The importance of clear metrics
From the very beginning of the award, sponsors and CROs need to put painstakingly clear agreements in place to define how monitoring will be measured and by whom. Although Risk-Basked Monitoring (RBM) has already introduced a structured approach to the assessment of risks for clinical trials, the industry still has to develop a standardised way of benchmarking CRO and vendor performance.
This means sponsors currently have a hit-and-miss approach to developing yardsticks to hold up to their CROs and sub-contractors – so which metrics seem to be the most effective thus far?
The metrics of monitoring a vendor will not be the same as the metrics by which the progress of a clinical trial is measured, which includes things like patient recruitment, study setup times, data discrepancies and adverse events.
The metrics needed to keep an accurate overview of a vendor’s performance from study startup to close-out would include factors such as monitoring visit frequency, study conduct (for example, site relationships, consent form quality), treatment and compliance, clinical research associate (CRA) turnover, safety reporting (adverse and serious adverse events) and data discrepancy resolution rates.
More innovative metrics such as an assessment of the CRO/vendor’s performance from the study site’s point of view is possibly another valuable measurement.
Budget and contract control can also be monitored by keeping track of any discrepancies or variances in the budget as well as monitoring change orders and scope creep.
Correctional measures
When things go off-course, the sponsor will first of all need to be monitoring the risk to know that it exists and once one has been identified, corrective measures must be put in place to ensure that the study gets back on track without being completely jeopardised.
- Address potential areas for high risk that might have an effect on timelines with the CRO.
- Re-train if necessary in order to clarify the sponsor’s expectations.
- Agree on a course of remedial action and document exactly what needs to be done according to a timeline.
- If the issue persists, it may be worth bringing in highly experienced consultants to supervise the CRO and manage their performance.
- If all else fails, initiate procedures to terminate the CRO’s contract and find a replacement. This may be costly and time-consuming, so this should always be the last resort.
Can CROs be empowered to take more responsibility?

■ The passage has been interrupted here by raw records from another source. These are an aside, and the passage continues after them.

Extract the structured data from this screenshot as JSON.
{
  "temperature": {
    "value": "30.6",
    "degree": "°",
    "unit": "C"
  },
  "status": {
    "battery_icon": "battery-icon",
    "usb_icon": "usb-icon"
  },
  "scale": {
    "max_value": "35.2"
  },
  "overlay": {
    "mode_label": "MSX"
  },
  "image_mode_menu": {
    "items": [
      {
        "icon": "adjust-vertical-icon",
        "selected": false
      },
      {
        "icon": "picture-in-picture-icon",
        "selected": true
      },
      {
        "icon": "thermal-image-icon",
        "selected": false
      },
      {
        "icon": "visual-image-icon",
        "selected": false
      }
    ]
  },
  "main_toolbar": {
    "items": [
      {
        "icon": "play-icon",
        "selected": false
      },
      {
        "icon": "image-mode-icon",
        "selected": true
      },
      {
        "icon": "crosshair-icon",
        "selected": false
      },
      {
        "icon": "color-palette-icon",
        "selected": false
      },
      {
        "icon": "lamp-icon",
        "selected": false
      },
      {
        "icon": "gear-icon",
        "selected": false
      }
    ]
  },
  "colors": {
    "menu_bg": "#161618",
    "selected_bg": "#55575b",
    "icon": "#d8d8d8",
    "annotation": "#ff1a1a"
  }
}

An industry-wide survey performed by R.H. Bouchard and Associates in 2013 showed that where sponsors did not allow CROs to have oversight responsibilities over third-party vendors, 46 percent felt more confident managing third-party vendors by themselves, 42 percent felt that CROs were not looking out for the sponsors’ interests during negotiations and 24 percent were of the opinion that CROs did not do a good job of managing third-party vendors.
Third-party vendors also prefer to deal directly with sponsors in many cases, believing they can understand the sponsor’s expectations better, thereby perhaps opening the door for a more strategic long-term relationship with the sponsor.
Given that many sponsors would like to delegate more of the oversight role to CROs, it may be beneficial to use a step-by-step approach towards empowering CROs while at the same time solidifying the relationship between the two parties.
If much of the oversight burden can be shifted away from internal resources the sponsor would still need the CRO to be transparent on costs, selection, pricing and compliance.
There may not be any one-size-fits-all answer when it comes to the management of third-party vendors, but communication and transparency are the key to ultimately making these relationships work.